お隣さんと内緒の恋話
ベッド脇に座ると、雅が手を離してくれた。
ドアがノックされ 入ってきたのは柚奈。
「 椿、これ先生にって 上山くんが 」
お粥に、梅干し、ほうれん草のお浸しか。
「 ありがと、柚奈。
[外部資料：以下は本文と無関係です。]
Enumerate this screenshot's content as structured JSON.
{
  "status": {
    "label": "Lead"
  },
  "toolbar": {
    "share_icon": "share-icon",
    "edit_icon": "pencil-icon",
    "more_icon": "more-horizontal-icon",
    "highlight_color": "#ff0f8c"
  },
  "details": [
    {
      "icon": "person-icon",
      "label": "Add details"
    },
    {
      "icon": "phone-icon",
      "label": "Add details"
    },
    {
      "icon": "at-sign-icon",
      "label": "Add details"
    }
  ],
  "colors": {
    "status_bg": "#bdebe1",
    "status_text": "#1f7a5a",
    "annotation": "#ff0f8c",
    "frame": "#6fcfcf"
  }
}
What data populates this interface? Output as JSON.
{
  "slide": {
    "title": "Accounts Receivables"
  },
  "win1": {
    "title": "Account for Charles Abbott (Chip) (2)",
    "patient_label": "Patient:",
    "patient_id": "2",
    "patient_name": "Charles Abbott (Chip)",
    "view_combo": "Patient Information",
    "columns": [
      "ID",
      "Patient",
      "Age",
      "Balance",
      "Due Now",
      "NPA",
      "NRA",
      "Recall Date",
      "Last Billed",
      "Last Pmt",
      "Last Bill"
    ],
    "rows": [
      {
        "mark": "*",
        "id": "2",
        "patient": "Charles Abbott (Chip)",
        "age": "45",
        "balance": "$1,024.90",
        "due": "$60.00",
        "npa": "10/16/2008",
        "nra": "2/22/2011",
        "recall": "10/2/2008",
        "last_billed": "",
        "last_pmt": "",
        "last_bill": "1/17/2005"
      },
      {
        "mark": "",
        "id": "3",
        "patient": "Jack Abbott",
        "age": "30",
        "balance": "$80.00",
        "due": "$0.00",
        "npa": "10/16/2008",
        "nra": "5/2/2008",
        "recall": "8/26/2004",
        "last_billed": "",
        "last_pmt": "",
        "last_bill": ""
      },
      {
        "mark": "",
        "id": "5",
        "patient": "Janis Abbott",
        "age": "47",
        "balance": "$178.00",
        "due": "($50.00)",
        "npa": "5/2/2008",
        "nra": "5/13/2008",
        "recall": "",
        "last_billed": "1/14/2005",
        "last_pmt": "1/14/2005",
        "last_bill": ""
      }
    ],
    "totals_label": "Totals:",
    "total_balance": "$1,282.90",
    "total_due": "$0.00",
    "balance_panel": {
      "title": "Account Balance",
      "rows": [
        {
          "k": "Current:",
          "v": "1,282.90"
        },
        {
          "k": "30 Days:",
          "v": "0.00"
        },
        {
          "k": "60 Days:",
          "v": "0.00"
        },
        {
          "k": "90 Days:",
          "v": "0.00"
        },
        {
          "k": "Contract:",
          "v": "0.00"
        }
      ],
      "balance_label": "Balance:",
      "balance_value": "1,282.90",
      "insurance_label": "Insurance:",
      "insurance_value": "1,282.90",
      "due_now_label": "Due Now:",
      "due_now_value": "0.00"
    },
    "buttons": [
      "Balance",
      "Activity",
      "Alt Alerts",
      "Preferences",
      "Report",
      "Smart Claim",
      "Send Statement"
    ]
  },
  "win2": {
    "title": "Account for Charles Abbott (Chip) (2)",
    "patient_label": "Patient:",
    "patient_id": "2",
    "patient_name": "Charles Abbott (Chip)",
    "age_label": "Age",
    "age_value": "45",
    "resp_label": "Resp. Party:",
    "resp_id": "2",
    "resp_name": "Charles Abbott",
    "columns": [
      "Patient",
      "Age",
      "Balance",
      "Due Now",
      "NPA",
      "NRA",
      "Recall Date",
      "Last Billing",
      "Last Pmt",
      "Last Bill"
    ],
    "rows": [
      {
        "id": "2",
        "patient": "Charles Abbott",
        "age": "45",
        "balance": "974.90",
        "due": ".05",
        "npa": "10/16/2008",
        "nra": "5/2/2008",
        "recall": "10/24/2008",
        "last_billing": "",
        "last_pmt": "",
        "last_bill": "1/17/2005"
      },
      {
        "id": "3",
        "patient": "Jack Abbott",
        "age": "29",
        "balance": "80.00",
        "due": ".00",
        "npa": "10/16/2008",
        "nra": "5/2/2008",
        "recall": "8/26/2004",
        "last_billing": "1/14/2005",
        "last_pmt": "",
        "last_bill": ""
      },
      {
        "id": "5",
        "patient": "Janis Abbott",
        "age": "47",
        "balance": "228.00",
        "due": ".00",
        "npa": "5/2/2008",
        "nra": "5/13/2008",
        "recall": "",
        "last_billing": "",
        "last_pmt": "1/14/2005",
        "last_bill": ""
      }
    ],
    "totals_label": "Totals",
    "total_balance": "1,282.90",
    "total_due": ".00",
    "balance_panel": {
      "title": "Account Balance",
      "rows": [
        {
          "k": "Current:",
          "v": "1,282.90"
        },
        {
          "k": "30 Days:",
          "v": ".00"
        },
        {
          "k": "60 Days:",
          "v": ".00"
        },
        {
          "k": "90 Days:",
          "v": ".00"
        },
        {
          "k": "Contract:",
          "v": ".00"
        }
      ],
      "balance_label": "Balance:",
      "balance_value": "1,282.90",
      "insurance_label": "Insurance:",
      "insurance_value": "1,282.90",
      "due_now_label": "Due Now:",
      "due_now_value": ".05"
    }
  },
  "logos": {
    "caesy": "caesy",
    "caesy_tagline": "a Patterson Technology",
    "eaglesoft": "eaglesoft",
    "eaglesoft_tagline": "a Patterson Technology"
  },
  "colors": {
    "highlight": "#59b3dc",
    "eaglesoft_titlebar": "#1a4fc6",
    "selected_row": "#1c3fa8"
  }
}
さすが 葵だね!」
「 まぁ椿とは反対よねぇ… あ、先生に伝言あるの 」
え、伝言?
「 先生、上山くんがね… 指一本でも触れたら包丁飛ばす! だって~ 笑えるよね 」
いや、笑えないし! 柚奈、わかってないし!
「 了解~」
適当返事な雅に、柚奈はキッチンに戻り、私は雅を睨み見る。
指一本どころか、手首掴んだじゃん!
なのに、了解ってなによっ
「 椿ちゃん、お粥… ふうふう してね?」
なんだとーっ
「 もうっ!雅くん、頭変っ 」
私は 目の前にある机にお粥を机に置いた。
なにが、ふうふうよ!
「 変って… ひでぇなぁ 椿ちゃん。お仕置きしてやろうかな~ 」
へっ!?
お、お仕置き!?
「 な、なに、言って… っ 」
グンッと腕を引っ張られた私は またしても 雅の胸に 倒れこんだ。
「 雅くっ… 」
「 しっ!黙って… 」
黙るしかない私は 胸から伝わり聞こえる 微かな音に気づいた。
雅くん、ドキドキしてる…
雅の心音につられ、私までドキドキし、加速していく。